Samuel Hardy (June 10, 1758 – October 17, 1785) was an American lawyer, planter, and politician who served as a delegate to the Continental Congress and in the Virginia House of Delegates, representing Isle of Wight County, as well as briefly on Virginia's Executive Council and as Lieutenant Governor of Virginia.

==Early and family life==
Born in Isle of Wight County, Virginia, to the planter Richard Hardy (who served two terms in the House of Burgesses) and his wife, Samuel received a private education suitable to his class, including studies at Virginia's College of William and Mary to the extent that it was open during the American Revolutionary War from 1776 to 1781 and he was not serving in the legislature. His grandfather, George Hardy (or Harddie) had emigrated from England, established the family's plantations, and represented Isle of Wight County several times in the decade beginning in 1642. Samuel married and was survived by his widow and at least his sons Thomas and William, who served as his executors.

==Career==
Following admission to the Virginia bar on October 1, 1778, Hardy began a law practice.
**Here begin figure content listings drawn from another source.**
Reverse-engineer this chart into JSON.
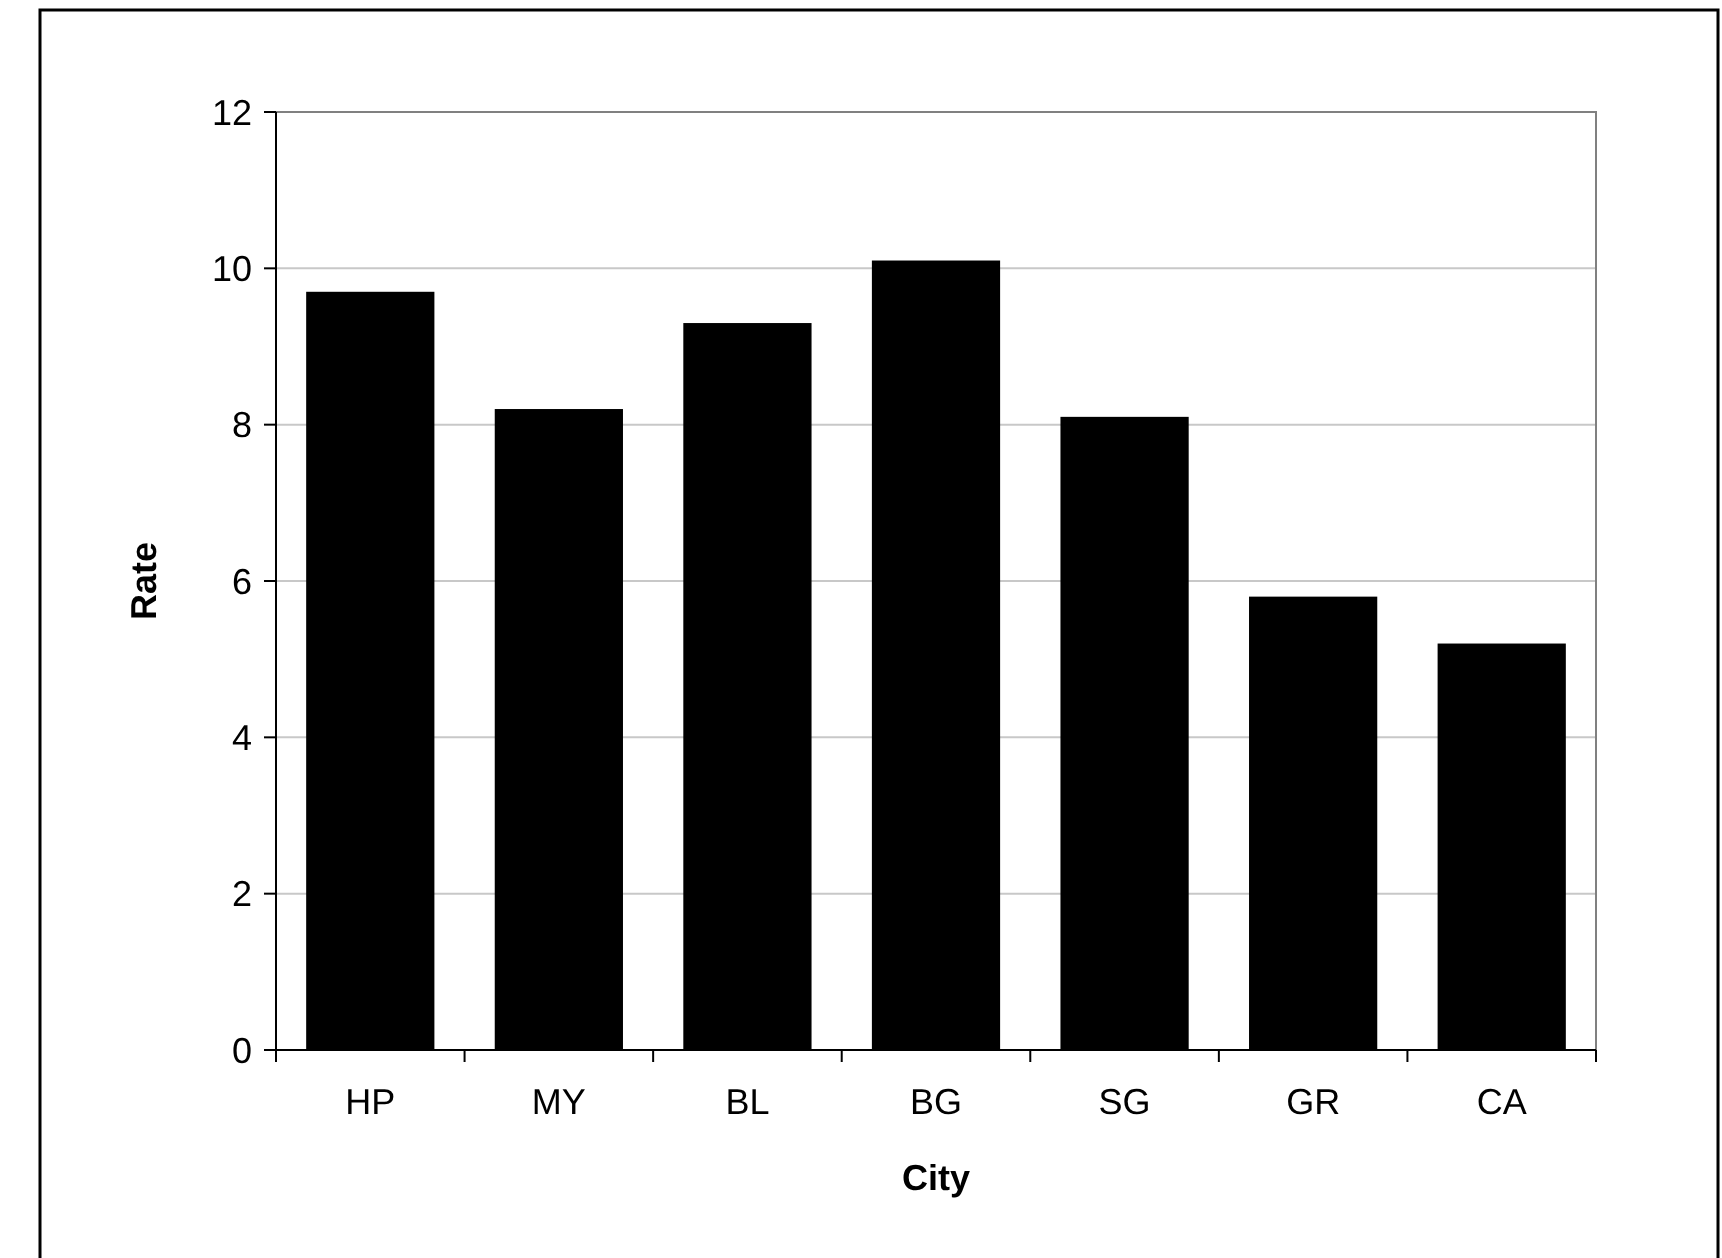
{
  "chart_data": {
    "type": "bar",
    "xlabel": "City",
    "ylabel": "Rate",
    "categories": [
      "HP",
      "MY",
      "BL",
      "BG",
      "SG",
      "GR",
      "CA"
    ],
    "values": [
      9.7,
      8.2,
      9.3,
      10.1,
      8.1,
      5.8,
      5.2
    ],
    "color": "#000000",
    "ylim": [
      0,
      12
    ],
    "yticks": [
      0,
      2,
      4,
      6,
      8,
      10,
      12
    ],
    "grid": "y"
  }
}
Two days later, voters in Isle of Wight County first chose him to represent them to complete the term of Major Josiah Parker, who was leading Virginia troops with the Continental Army and had been disqualified by the Virginia House of Delegates in the term's first session but subsequently won re-election to serve alongside John Scarsbrook Wills, as did Hardy for three consecutive one-year terms (1780–1782). In June 1781 Hardy began his brief service on Virginia's Executive Council, and from May 29 to October 11, 1782, he served as Lieutenant Governor of Virginia.

Elected to the Continental Congress from Virginia, Hardy served from 1783 to 1785. On May 6, 1784, he voted against the resolution in the Congress restricting the salary of a foreign minister of the United States to $8,000, and on May 7, he opposed the motion that the salary of a United States Secretary for Foreign Affairs should not exceed $3,000 per annum. In May 1784, Hardy nominated Thomas Jefferson as minister plenipotentiary to Europe to assist John Adams and Benjamin Franklin in negotiating treaties of commerce, and in January 1785, was a member of a committee that reported on letters that had been received from United States ministers in Europe relative to a foreign loan.

==Death and legacy==
Hardy died in New York City, New York while Congress was in session (then meeting in New York City), and is buried in St. Paul's Church Cemetery. His death and funeral were reported in many newspapers at the time such as in The Freeman's Journal of Philadelphia, Pennsylvania on October 26, 1785, on pages 2 and 3. The entire Congress and many dignitaries attended his funeral at St. Paul's Church.

Archivists at Trinity Church have not yet been able to locate Hardy's grave marker or records of his funeral in their files but agree that the newspaper story implies the funeral occurred and that he is buried there though records of that time may be incomplete. They have records that Rev. Beach and Rev. Provost, who gave the sermons according to the article, were there at the time but are unable to locate a copy of the specific sermons.

Hardy was a friend of Alexander Hamilton, who may have written a poetical tribute to his memory in the article although the authorship is in dispute.

The Virginia General Assembly named Hardy County (in what became West Virginia during the American Civil War) in his honor. His son William Hardy continued the family political tradition by representing Isle of Wight county in the 1793 and 1794 terms Their relation to a young lieutenant Samuel Hardy who fought with the 18th Virginia Infantry during the Civil War until losing his arm following a wound during the Battle of Gaines Mill in 1862 is unclear.